A Mount Saint Vincent professor believes more education for teens could help prevent tragedies like the case of Rehtaeh Parsons, 17, who took her own life after being subjected to bullying, which stemmed from an alleged sexual assault.
“We should have been responding before this case took place,” said Devi Mucina, an assistant professor in the Department of Child and Youth Study.
Mucina believes education should focus on relationships.
“How do we teach them to have respect for one another? How do we teach them to care for each other and to understand their own sense of self worth?” he said.
He notes that the onus does not lie completely with teachers, saying it needs to be a systemic response that involves the community, politicians and parents.
It’s a sentiment echoed by Shelley Richardson, the regional director for Kids Help Phone.
“I think it starts with education. I think it starts with kids becoming empathetic towards each other and to stand up against those people who are harassing and bullying,” Richardson said.
She notes that the organization receives 5,000 calls a week from kids across the country and adds that that number is on the rise.
“There’s been an increase in the number of instances of concerns over social media and what people are able to view.”
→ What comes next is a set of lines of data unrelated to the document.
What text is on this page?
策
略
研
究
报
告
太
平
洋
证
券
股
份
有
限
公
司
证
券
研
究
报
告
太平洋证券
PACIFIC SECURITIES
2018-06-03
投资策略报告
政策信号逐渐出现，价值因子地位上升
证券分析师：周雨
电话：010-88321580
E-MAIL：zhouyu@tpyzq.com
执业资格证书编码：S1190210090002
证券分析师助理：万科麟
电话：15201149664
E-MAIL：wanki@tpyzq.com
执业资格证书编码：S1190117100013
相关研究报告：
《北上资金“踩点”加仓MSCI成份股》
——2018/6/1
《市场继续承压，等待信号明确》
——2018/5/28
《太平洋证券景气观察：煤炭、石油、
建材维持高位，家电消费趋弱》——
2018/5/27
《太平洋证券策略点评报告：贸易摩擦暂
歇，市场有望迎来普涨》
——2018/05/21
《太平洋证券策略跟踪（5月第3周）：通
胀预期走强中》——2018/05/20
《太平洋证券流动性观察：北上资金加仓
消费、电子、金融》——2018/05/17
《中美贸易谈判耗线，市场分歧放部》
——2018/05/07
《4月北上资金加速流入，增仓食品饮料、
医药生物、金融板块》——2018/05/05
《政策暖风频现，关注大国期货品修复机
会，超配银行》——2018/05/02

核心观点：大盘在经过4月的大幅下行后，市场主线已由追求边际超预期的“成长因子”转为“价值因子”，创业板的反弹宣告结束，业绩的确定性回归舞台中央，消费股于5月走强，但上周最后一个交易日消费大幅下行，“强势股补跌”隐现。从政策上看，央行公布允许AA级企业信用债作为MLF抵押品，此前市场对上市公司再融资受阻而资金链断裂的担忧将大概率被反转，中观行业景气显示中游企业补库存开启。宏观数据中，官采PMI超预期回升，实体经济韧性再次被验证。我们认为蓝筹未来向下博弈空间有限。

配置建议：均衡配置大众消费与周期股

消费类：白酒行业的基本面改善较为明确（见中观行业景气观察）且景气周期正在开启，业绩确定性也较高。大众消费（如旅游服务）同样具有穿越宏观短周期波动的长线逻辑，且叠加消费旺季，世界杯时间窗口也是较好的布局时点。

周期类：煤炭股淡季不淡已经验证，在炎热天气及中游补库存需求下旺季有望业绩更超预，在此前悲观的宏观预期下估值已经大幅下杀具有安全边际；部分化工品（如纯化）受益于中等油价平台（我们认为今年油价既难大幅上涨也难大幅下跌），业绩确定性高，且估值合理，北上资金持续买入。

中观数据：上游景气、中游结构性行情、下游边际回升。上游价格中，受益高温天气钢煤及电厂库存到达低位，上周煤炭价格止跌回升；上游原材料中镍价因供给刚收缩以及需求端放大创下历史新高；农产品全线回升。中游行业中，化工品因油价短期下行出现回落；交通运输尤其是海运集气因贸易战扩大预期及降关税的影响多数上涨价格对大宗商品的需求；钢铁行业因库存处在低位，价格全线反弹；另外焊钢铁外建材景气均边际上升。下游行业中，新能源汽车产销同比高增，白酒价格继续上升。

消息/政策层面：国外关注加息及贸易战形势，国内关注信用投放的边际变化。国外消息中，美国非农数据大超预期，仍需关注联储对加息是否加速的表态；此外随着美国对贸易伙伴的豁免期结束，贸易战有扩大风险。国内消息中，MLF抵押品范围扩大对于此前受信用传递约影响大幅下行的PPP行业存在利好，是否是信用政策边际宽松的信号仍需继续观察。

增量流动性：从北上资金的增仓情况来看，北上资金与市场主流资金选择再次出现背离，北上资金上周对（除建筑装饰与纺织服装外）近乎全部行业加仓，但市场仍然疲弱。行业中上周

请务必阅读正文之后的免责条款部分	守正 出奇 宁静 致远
“Mental health has become a far more prominent subject for us as a society,” she said.
Early Wednesday, on Global’s Morning Show, Health Minister David Wilson agreed, saying further investment in mental health services is critical.
“We’ve increased the funding this year into the first of the province’s mental health addiction strategy that we have in place,” he notes.
If you feel like you don’t know where to turn, contact the Kids Help Phone at 1-800-668-6868. Richardson says the counselors are professionals who are trained to deal with mental health issues and crisis situations.